During Mompou's successful years in Paris one of the works which most
captivated his public was the one which carried the Schumann-like title Scenes
d'enfants (Scenes of childhood). In fact it consists of the Three Jeux
(games) he composed in 1915, to which he added the opening piece Cris dans
la rue (Cries in the Street), and, as an ending, the well-known Jeunes filles
au jardin (Girls in the Garden). The two movements which serve as a
framework use the Catalan song La Filla del Marxant, which gives the
work a cyclical character, in the form of an arc which opens and closes. Cris
dans la rue depicts wild games based on a children's tune harmonized with
rich overlays of fourths and fifths. A second melody leads to the first version
of La Filla del Marxant, which is replaced by the initial chatter which appears
to fade into the distance. The first of The Three Jeux, entitled Jeux
sur la Plage (Games on the Beach) begins and ends with what could be the
cries of birds or children running around on the seashore. The main body of the
piece is dedicated to a children’s' song which recurs in a circular way with a
rocking rhythm. The second Jeu begins and ends with distant cries. This time
the song's rhythm becomes rather passionate, while in the third Jeu,
identical in structure to those which preceded it, it gathers strength until it
reaches a high pitch of emotional intensity. The sadness which floats between
the games (perhaps that of the observer who can no longer participate in them)

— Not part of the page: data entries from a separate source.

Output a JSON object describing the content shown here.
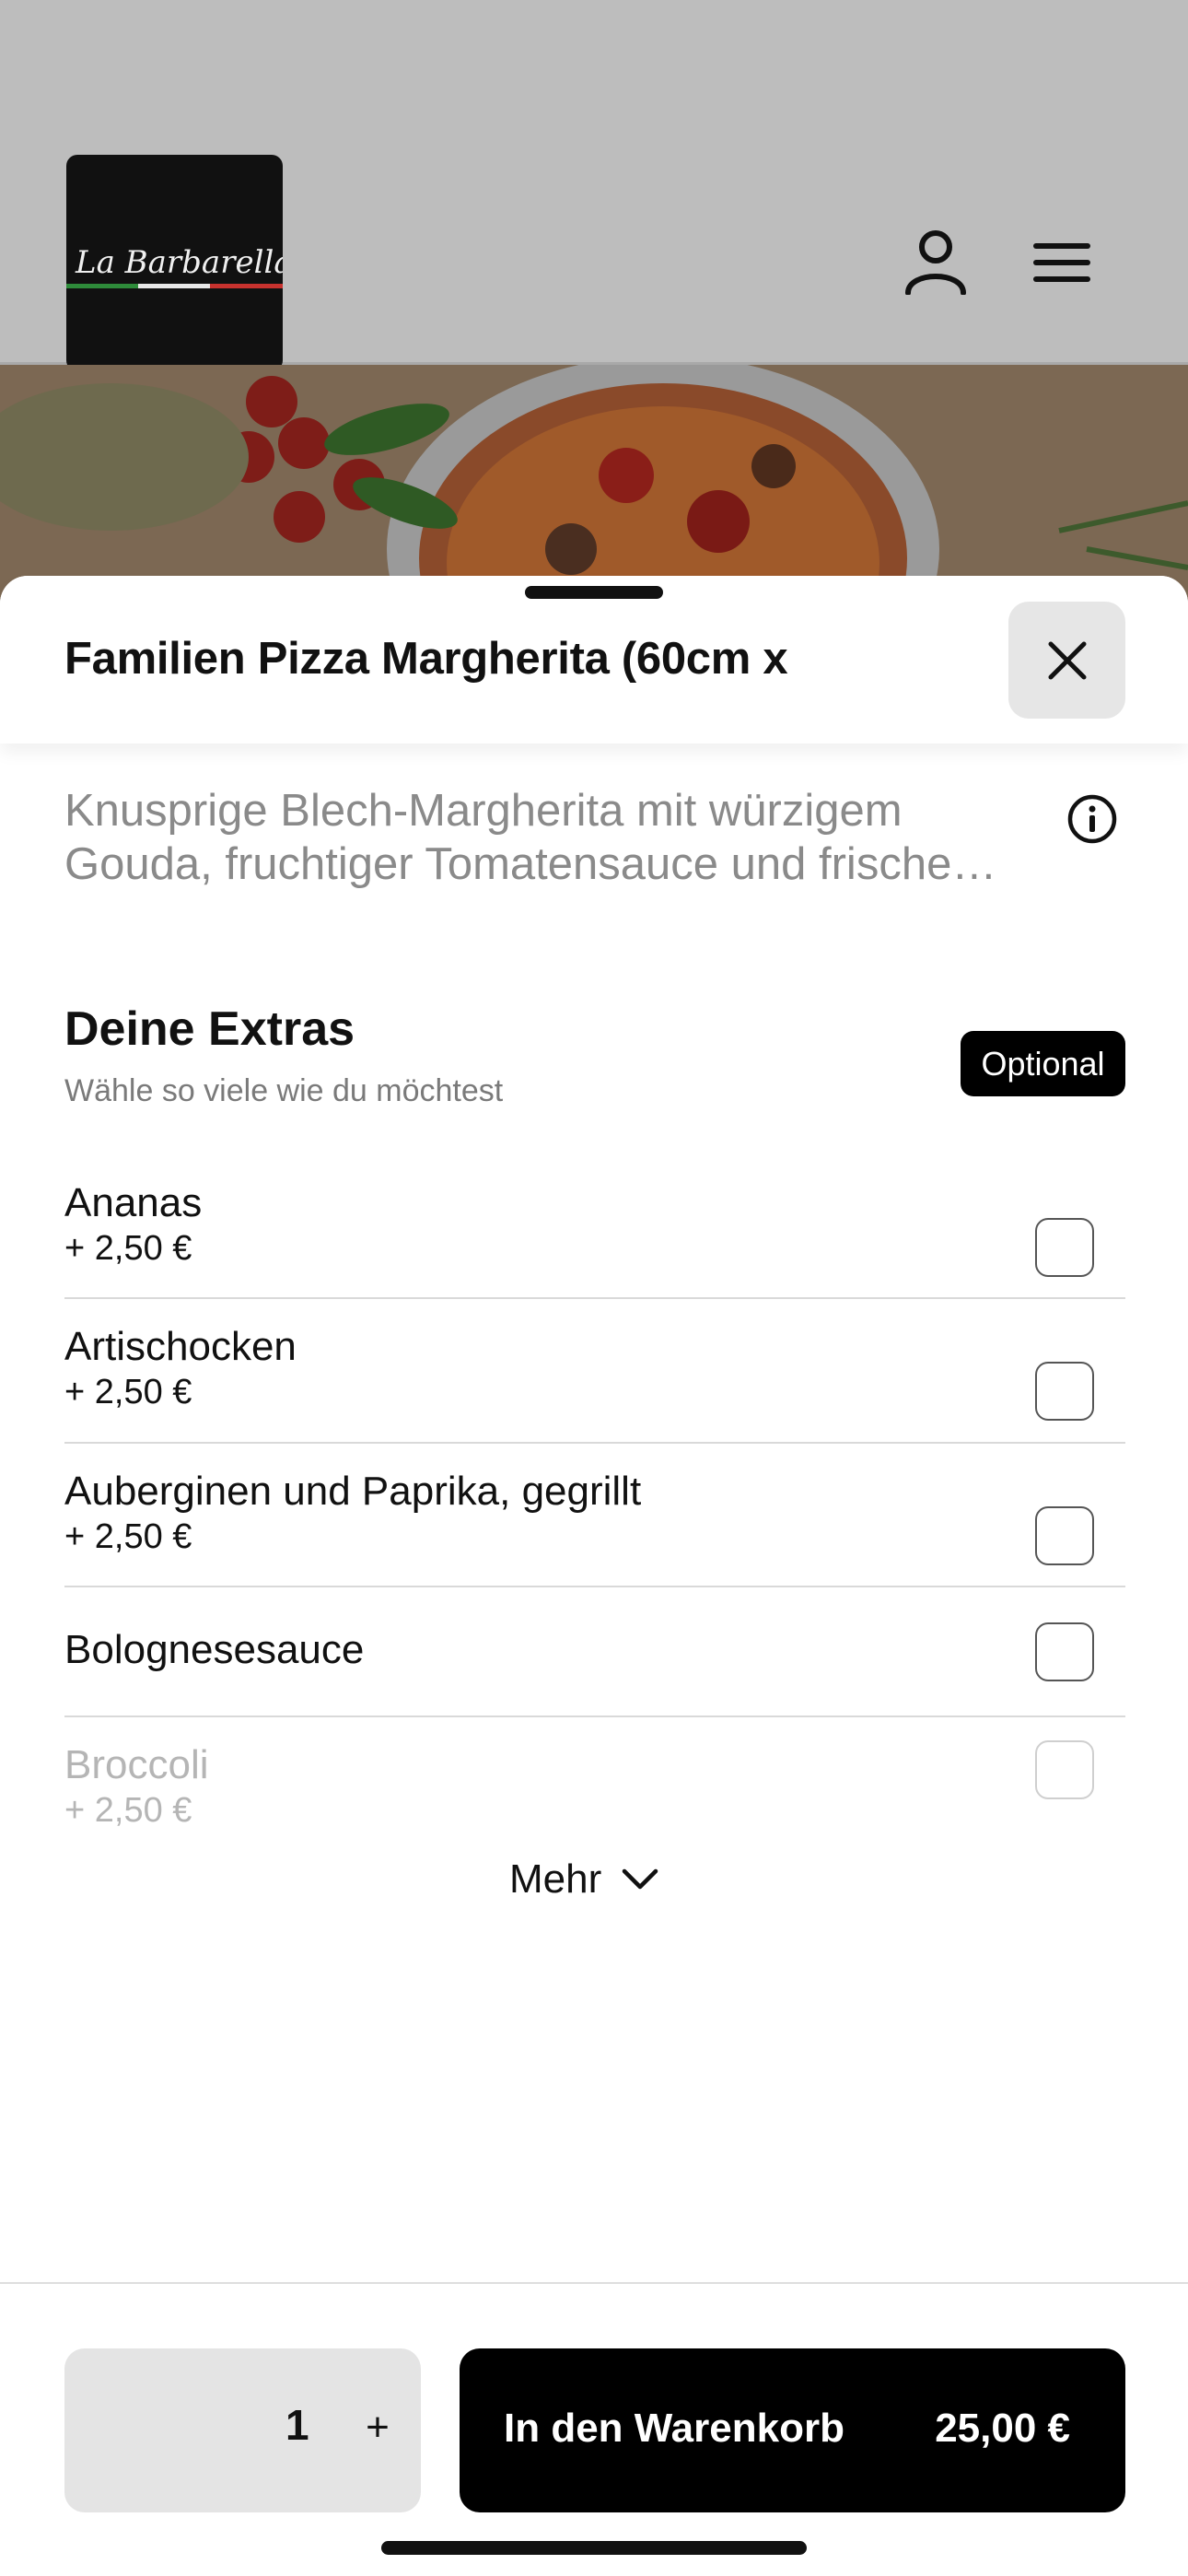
{
  "header": {
    "logo_text": "La Barbarella",
    "icons": [
      "user-icon",
      "menu-icon"
    ]
  },
  "sheet": {
    "title": "Familien Pizza Margherita (60cm x",
    "description_line1": "Knusprige Blech-Margherita mit würzigem",
    "description_line2": "Gouda, fruchtiger Tomatensauce und frische…",
    "info_icon": "info-icon",
    "close_icon": "close-icon"
  },
  "extras": {
    "title": "Deine Extras",
    "subtitle": "Wähle so viele wie du möchtest",
    "badge": "Optional",
    "items": [
      {
        "name": "Ananas",
        "price": "+ 2,50 €",
        "checked": false
      },
      {
        "name": "Artischocken",
        "price": "+ 2,50 €",
        "checked": false
      },
      {
        "name": "Auberginen und Paprika, gegrillt",
        "price": "+ 2,50 €",
        "checked": false
      },
      {
        "name": "Bolognesesauce",
        "price": "",
        "checked": false
      },
      {
        "name": "Broccoli",
        "price": "+ 2,50 €",
        "checked": false
      }
    ],
    "more_label": "Mehr"
  },
  "footer": {
    "quantity": "1",
    "plus_label": "+",
    "cart_label": "In den Warenkorb",
    "cart_price": "25,00 €"
  },
  "colors": {
    "accent": "#000000",
    "header_bg": "#bdbdbd",
    "muted_text": "#8a8a8a"
  }
}
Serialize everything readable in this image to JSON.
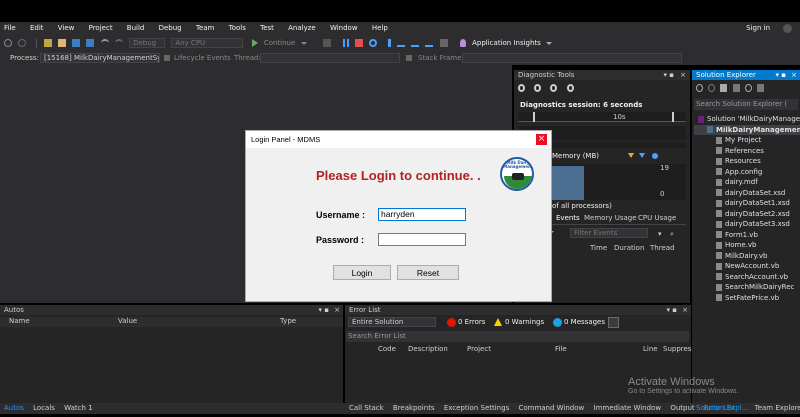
{
  "menu": [
    "File",
    "Edit",
    "View",
    "Project",
    "Build",
    "Debug",
    "Team",
    "Tools",
    "Test",
    "Analyze",
    "Window",
    "Help"
  ],
  "sign_in": "Sign in",
  "toolbar": {
    "config": "Debug",
    "platform": "Any CPU",
    "continue": "Continue",
    "app_insights": "Application Insights"
  },
  "process_bar": {
    "process_label": "Process:",
    "process_value": "[15168] MilkDairyManagementSys",
    "lifecycle": "Lifecycle Events",
    "thread_label": "Thread:",
    "stack_frame": "Stack Frame:"
  },
  "diagnostic": {
    "title": "Diagnostic Tools",
    "session": "Diagnostics session: 6 seconds",
    "tick": "10s",
    "memory_label": "Memory (MB)",
    "scale_top": "19",
    "scale_bottom": "0",
    "processors": "of all processors)",
    "tabs": [
      "Events",
      "Memory Usage",
      "CPU Usage"
    ],
    "filter": "Filter Events",
    "cols": [
      "Time",
      "Duration",
      "Thread"
    ]
  },
  "solution": {
    "title": "Solution Explorer",
    "search": "Search Solution Explorer (",
    "items": [
      {
        "label": "Solution 'MilkDairyManage",
        "indent": 0
      },
      {
        "label": "MilkDairyManagemen",
        "indent": 1,
        "bold": true
      },
      {
        "label": "My Project",
        "indent": 2
      },
      {
        "label": "References",
        "indent": 2
      },
      {
        "label": "Resources",
        "indent": 2
      },
      {
        "label": "App.config",
        "indent": 2
      },
      {
        "label": "dairy.mdf",
        "indent": 2
      },
      {
        "label": "dairyDataSet.xsd",
        "indent": 2
      },
      {
        "label": "dairyDataSet1.xsd",
        "indent": 2
      },
      {
        "label": "dairyDataSet2.xsd",
        "indent": 2
      },
      {
        "label": "dairyDataSet3.xsd",
        "indent": 2
      },
      {
        "label": "Form1.vb",
        "indent": 2
      },
      {
        "label": "Home.vb",
        "indent": 2
      },
      {
        "label": "MilkDairy.vb",
        "indent": 2
      },
      {
        "label": "NewAccount.vb",
        "indent": 2
      },
      {
        "label": "SearchAccount.vb",
        "indent": 2
      },
      {
        "label": "SearchMilkDairyRec",
        "indent": 2
      },
      {
        "label": "SetFatePrice.vb",
        "indent": 2
      }
    ]
  },
  "login": {
    "window_title": "Login Panel - MDMS",
    "heading": "Please Login to continue. .",
    "logo_text": "Milk Dairy Management",
    "username_label": "Username :",
    "username_value": "harryden",
    "password_label": "Password :",
    "password_value": "",
    "login_button": "Login",
    "reset_button": "Reset",
    "close": "×"
  },
  "autos": {
    "title": "Autos",
    "cols": [
      "Name",
      "Value",
      "Type"
    ]
  },
  "errors": {
    "title": "Error List",
    "scope": "Entire Solution",
    "errors": "0 Errors",
    "warnings": "0 Warnings",
    "messages": "0 Messages",
    "search": "Search Error List",
    "cols": [
      "Code",
      "Description",
      "Project",
      "File",
      "Line",
      "Suppres"
    ]
  },
  "watermark": {
    "line1": "Activate Windows",
    "line2": "Go to Settings to activate Windows."
  },
  "status_left": [
    "Autos",
    "Locals",
    "Watch 1"
  ],
  "status_mid": [
    "Call Stack",
    "Breakpoints",
    "Exception Settings",
    "Command Window",
    "Immediate Window",
    "Output",
    "Error List"
  ],
  "status_right": [
    "Solution Expl...",
    "Team Explorer"
  ],
  "colors": {
    "accent": "#007acc",
    "heading_red": "#b22222",
    "error_red": "#e51400",
    "warning_yellow": "#ffcc00",
    "info_blue": "#1ba1e2",
    "vs_purple": "#68217a"
  }
}
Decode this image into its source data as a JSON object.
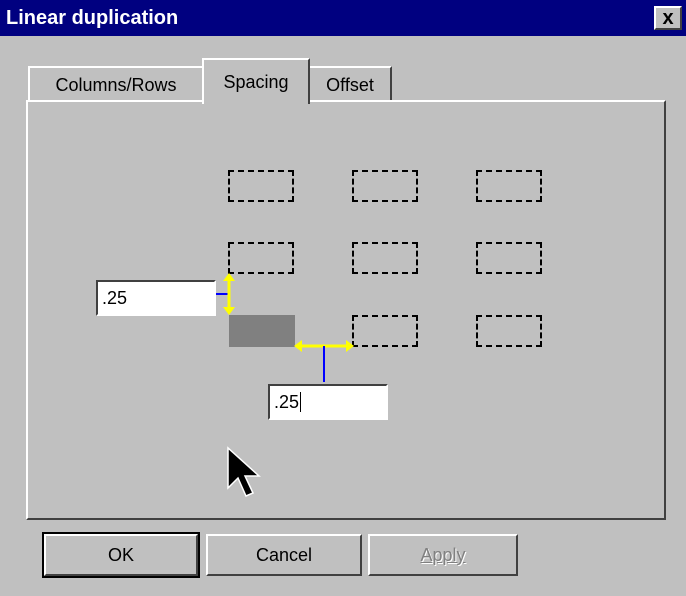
{
  "window": {
    "title": "Linear duplication",
    "close_glyph": "x"
  },
  "tabs": [
    {
      "label": "Columns/Rows",
      "active": false
    },
    {
      "label": "Spacing",
      "active": true
    },
    {
      "label": "Offset",
      "active": false
    }
  ],
  "spacing": {
    "vertical_value": ".25",
    "horizontal_value": ".25"
  },
  "buttons": {
    "ok": "OK",
    "cancel": "Cancel",
    "apply": "Apply"
  },
  "colors": {
    "title_bar": "#000080",
    "dialog_bg": "#c0c0c0",
    "arrow": "#ffff00",
    "leader": "#0000ff",
    "source_box": "#808080"
  },
  "icons": {
    "cursor": "mouse-pointer-icon",
    "close": "close-icon"
  }
}
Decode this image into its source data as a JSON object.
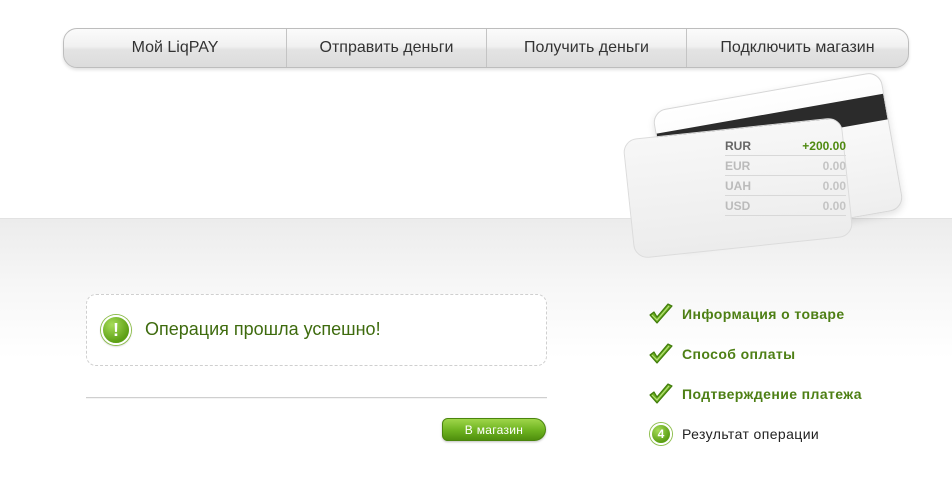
{
  "nav": {
    "items": [
      {
        "label": "Мой LiqPAY"
      },
      {
        "label": "Отправить деньги"
      },
      {
        "label": "Получить деньги"
      },
      {
        "label": "Подключить магазин"
      }
    ]
  },
  "wallet": {
    "balances": [
      {
        "currency": "RUR",
        "amount": "+200.00"
      },
      {
        "currency": "EUR",
        "amount": "0.00"
      },
      {
        "currency": "UAH",
        "amount": "0.00"
      },
      {
        "currency": "USD",
        "amount": "0.00"
      }
    ]
  },
  "message": {
    "icon": "exclamation-icon",
    "text": "Операция прошла успешно!"
  },
  "shop_button": {
    "label": "В магазин"
  },
  "steps": [
    {
      "label": "Информация о товаре",
      "status": "done",
      "icon": "checkmark-icon"
    },
    {
      "label": "Способ оплаты",
      "status": "done",
      "icon": "checkmark-icon"
    },
    {
      "label": "Подтверждение платежа",
      "status": "done",
      "icon": "checkmark-icon"
    },
    {
      "label": "Результат операции",
      "status": "current",
      "number": "4"
    }
  ],
  "colors": {
    "accent_green": "#5c9f14",
    "text_green": "#4d7f14",
    "positive_amount": "#4f8a10"
  }
}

permeates the beginning of Jeunes Filles au Jardin in which ring out some
of the most fascinating cries of the many which the work contains. A prolonged
melody, full of a sweet serenity, is cut off by the return of the initial cries,
which lead on to the new version of La Filla del Marxant. The repetition
of the opening passage marks the end of Scenes d’enfants, one of the
most frequently performed of all the works of this fascinating composer.